The Dog Who Loved Trains (Serbo-Croatian: Pas koji je voleo vozove, Serbian Cyrillic: Пас који је волео возове), is a 1977 Yugoslav film directed by Goran Paskaljević.

The film was nominated for the Golden Bear award at the 28th Berlin International Film Festival in 1978.

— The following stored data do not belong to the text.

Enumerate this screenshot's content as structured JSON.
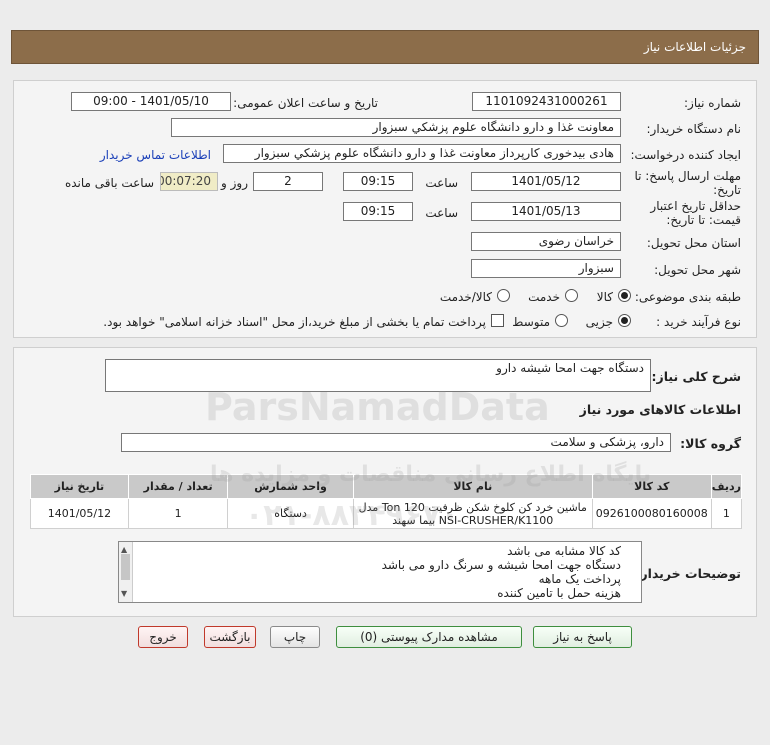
{
  "header": {
    "title": "جزئیات اطلاعات نیاز"
  },
  "form": {
    "need_number_label": "شماره نیاز:",
    "need_number": "1101092431000261",
    "announce_label": "تاریخ و ساعت اعلان عمومی:",
    "announce_value": "1401/05/10 - 09:00",
    "buyer_label": "نام دستگاه خریدار:",
    "buyer_value": "معاونت غذا و دارو   دانشگاه علوم پزشكي سبزوار",
    "creator_label": "ایجاد کننده درخواست:",
    "creator_value": "هادی بیدخوری کارپرداز معاونت غذا و دارو   دانشگاه علوم پزشكي سبزوار",
    "contact_link": "اطلاعات تماس خریدار",
    "deadline_label": "مهلت ارسال پاسخ: تا تاریخ:",
    "deadline_date": "1401/05/12",
    "time_label": "ساعت",
    "deadline_time": "09:15",
    "days_value": "2",
    "days_label": "روز و",
    "remaining_value": "00:07:20",
    "remaining_label": "ساعت باقی مانده",
    "validity_label": "حداقل تاریخ اعتبار قیمت: تا تاریخ:",
    "validity_date": "1401/05/13",
    "validity_time": "09:15",
    "province_label": "استان محل تحویل:",
    "province_value": "خراسان رضوی",
    "city_label": "شهر محل تحویل:",
    "city_value": "سبزوار",
    "category_label": "طبقه بندی موضوعی:",
    "category_options": [
      "کالا",
      "خدمت",
      "کالا/خدمت"
    ],
    "process_label": "نوع فرآیند خرید :",
    "process_options": [
      "جزیی",
      "متوسط"
    ],
    "payment_note": "پرداخت تمام یا بخشی از مبلغ خرید،از محل \"اسناد خزانه اسلامی\" خواهد بود."
  },
  "details": {
    "summary_label": "شرح کلی نیاز:",
    "summary_value": "دستگاه جهت امحا شیشه دارو",
    "goods_info_title": "اطلاعات کالاهای مورد نیاز",
    "group_label": "گروه کالا:",
    "group_value": "دارو، پزشکی و سلامت",
    "table": {
      "headers": [
        "ردیف",
        "کد کالا",
        "نام کالا",
        "واحد شمارش",
        "تعداد / مقدار",
        "تاریخ نیاز"
      ],
      "rows": [
        [
          "1",
          "0926100080160008",
          "ماشین خرد کن کلوخ شکن ظرفیت 120 Ton مدل NSI-CRUSHER/K1100 بیما سهند",
          "دستگاه",
          "1",
          "1401/05/12"
        ]
      ]
    },
    "buyer_notes_label": "توضیحات خریدار:",
    "buyer_notes": [
      "کد کالا مشابه می باشد",
      "دستگاه جهت امحا شیشه و سرنگ دارو می باشد",
      "پرداخت یک ماهه",
      "هزینه حمل با تامین کننده"
    ]
  },
  "buttons": {
    "reply": "پاسخ به نیاز",
    "attachments": "مشاهده مدارک پیوستی (0)",
    "print": "چاپ",
    "back": "بازگشت",
    "exit": "خروج"
  },
  "watermark": {
    "brand": "ParsNamadData",
    "sub": "پایگاه اطلاع رسانی مناقصات و مزایده ها",
    "phone": "۰۲۱-۸۸۳۴۹۶۷۰"
  },
  "colors": {
    "header_bg": "#8c6d4a",
    "link": "#1a3fb8",
    "timer_bg": "#f0ecc6"
  }
}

The plot revolves around three completely different people - a girl who escapes from prison, a former movie stuntman who imitates Western scenes in the province, and a young man who believes in friendship and love. They meet and part ways in search of their own imagined worlds.

== Plot ==
A girl, Mika, is in prison for minor smuggling, which shatters her dreams of going to Paris. However, during the transportation of prisoners for forced labor, she manages to escape, which encourages her once again to pursue the trip. Without money and an identity, she is forced to accept the help of a former movie stuntman who travels through the provinces in cowboy attire with a horse and donkey, performing scenes from Western movies. On their journey, they meet an unemployed young man with no family who aimlessly roams, searching for his long-lost dog. The young man becomes attached to Mika, and together they flee from the stuntman and go to Belgrade, where he helps her obtain a fake passport so she can finally see Paris.

==Cast==

- Svetlana Bojković as Mika
- Irfan Mensur as Mladić (Young Man)
- Bata Živojinović as Rodoljub "Rodney" Aleksić
- Pavle Vuisić as Uncle
- Danilo Stojković as Father
- Ljiljana Jovanović as Mother
- Dušan Janićijević as Žuti (Yellow)
- Dragomir Čumić as Mechanic
- Katica Želi as Female Convict
- Miroslava Bobić as Female Guard
- Gordana Pavlov as Sister
- Janez Vrhovec as Railwayman
- Boro Begović as Guard
- Ljubomir Ćipranić as Piljar
- Ratko Miletić as Mechanic's colleague
- Melita Bihali as Convict on the train
- Zoran Miljković as Miner
- Gordana Kosanović as Mother with a baby
- Vladan Živković
- Miroslub Lešo
- Ilonka Dognar
- Andrija Radić
- Božidar Stanković
- Ljubomir Veljković

== Awards ==

- Actress Svetlana Bojković received the Golden Arena for Best Actress at the Pula Film Festival in 1978 for her role of Mika in the film.

== Legacy ==
The Yugoslav Film Archive, in accordance with its authorities under the Law on Cultural Heritage, declared one hundred Serbian feature films (1911-1999) as cultural heritage of great importance on December 28, 2016. The Dog Who Loved Trains is also included in this list.